Finding of 'direct contract' defeats HMRC's IR35 argument in Lineker case

Thursday, 30 March 2023
UK television presenter Gary Lineker has won the first round of his dispute with HMRC over his off-payroll working arrangements with the BBC and BT Sport.
tax liability

The dispute concerned the periods June 2013 – July 2016, when Lineker worked for the BBC, and the tax years from 2013/14 to 2016/17, when he worked for BT Sport. He provided his services to these clients through an intermediary partnership (GLM) with then-wife Danielle Bux, rather than through a personal service company. HMRC asserted that the arrangement was caught by the IR35 off-payroll working rules created 20 years ago to prevent freelance contractors from avoiding income tax and national insurance contributions (NICs). It assessed Lineker for an extra GBP4.9 million in tax and NICs on top of the tax he had already paid on his whole income from services in the relevant tax years. Bux had received GBP30,000-a-year from the partnership and paid full tax on it.

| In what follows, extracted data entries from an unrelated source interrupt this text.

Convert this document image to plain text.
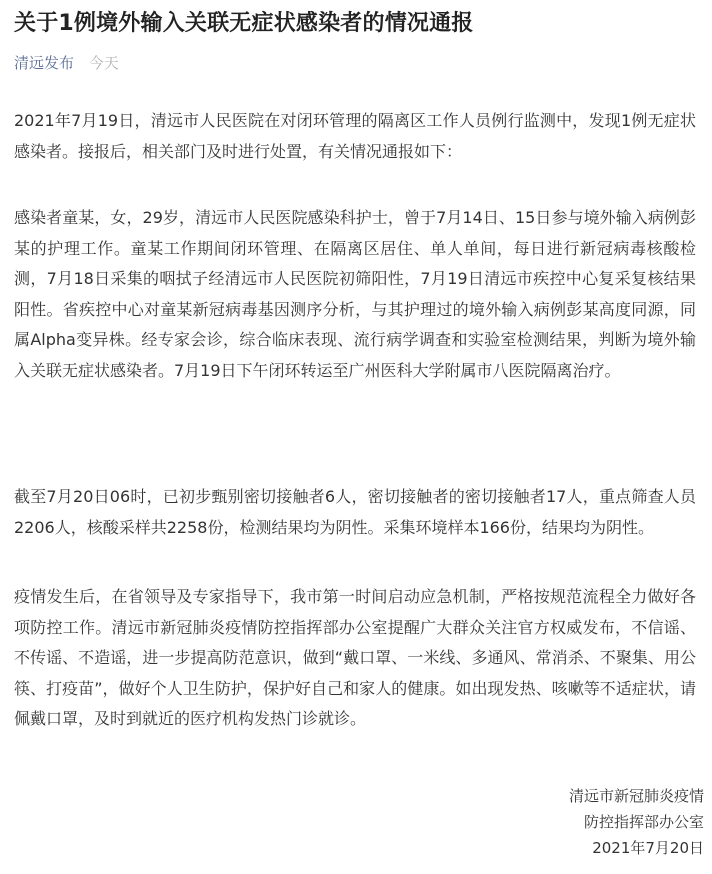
关于1例境外输入关联无症状感染者的情况通报
清远发布 今天

2021年7月19日，清远市人民医院在对闭环管理的隔离区工作人员例行监测中，发现1例无症状感染者。接报后，相关部门及时进行处置，有关情况通报如下：

感染者童某，女，29岁，清远市人民医院感染科护士，曾于7月14日、15日参与境外输入病例彭某的护理工作。童某工作期间闭环管理、在隔离区居住、单人单间，每日进行新冠病毒核酸检测，7月18日采集的咽拭子经清远市人民医院初筛阳性，7月19日清远市疾控中心复采复核结果阳性。省疾控中心对童某新冠病毒基因测序分析，与其护理过的境外输入病例彭某高度同源，同属Alpha变异株。经专家会诊，综合临床表现、流行病学调查和实验室检测结果，判断为境外输入关联无症状感染者。7月19日下午闭环转运至广州医科大学附属市八医院隔离治疗。

截至7月20日06时，已初步甄别密切接触者6人，密切接触者的密切接触者17人，重点筛查人员2206人，核酸采样共2258份，检测结果均为阴性。采集环境样本166份，结果均为阴性。

疫情发生后，在省领导及专家指导下，我市第一时间启动应急机制，严格按规范流程全力做好各项防控工作。清远市新冠肺炎疫情防控指挥部办公室提醒广大群众关注官方权威发布，不信谣、不传谣、不造谣，进一步提高防范意识，做到“戴口罩、一米线、多通风、常消杀、不聚集、用公筷、打疫苗”，做好个人卫生防护，保护好自己和家人的健康。如出现发热、咳嗽等不适症状，请佩戴口罩，及时到就近的医疗机构发热门诊就诊。

清远市新冠肺炎疫情
防控指挥部办公室
2021年7月20日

Points at issue in the case included whether IR35 rules applied to the supply of services through a general partnership of the kind used by Lineker, whether GLM was indeed a partnership and whether Lineker had a direct contract with GLM’s clients.

The First-tier Tax Tribunal (FTT) ruled that IR35 could, in principle, apply to a partnership as intermediary, as both the original 2002 legislation and the amendments made in 2023 expressly dealt with such cases. However, the real crux of the case turned out to be that there was a direct contract between Lineker and his clients. The relevant legislation, s.49(1) Income Tax (Earnings and Pensions) Act 2003, states that the IR35 provisions can apply only where there is no direct contract and a 'hypothetical' contract has to be inferred. Lineker had been a sole trader before forming the partnership and had continued to sign contracts himself directly with the client. Therefore when he signed the contracts with the BBC and BT Sport, he signed personally as a principal under the Partnership Act 1890 and was directly contracting with the companies, without the involvement of a third party.

As a result, the FTT decided the IR35 rules did not apply and quashed HMRC's GBP4.9-million assessment of additional contributions (Lineker v HMRC, 2023 UKFTT 340 TC).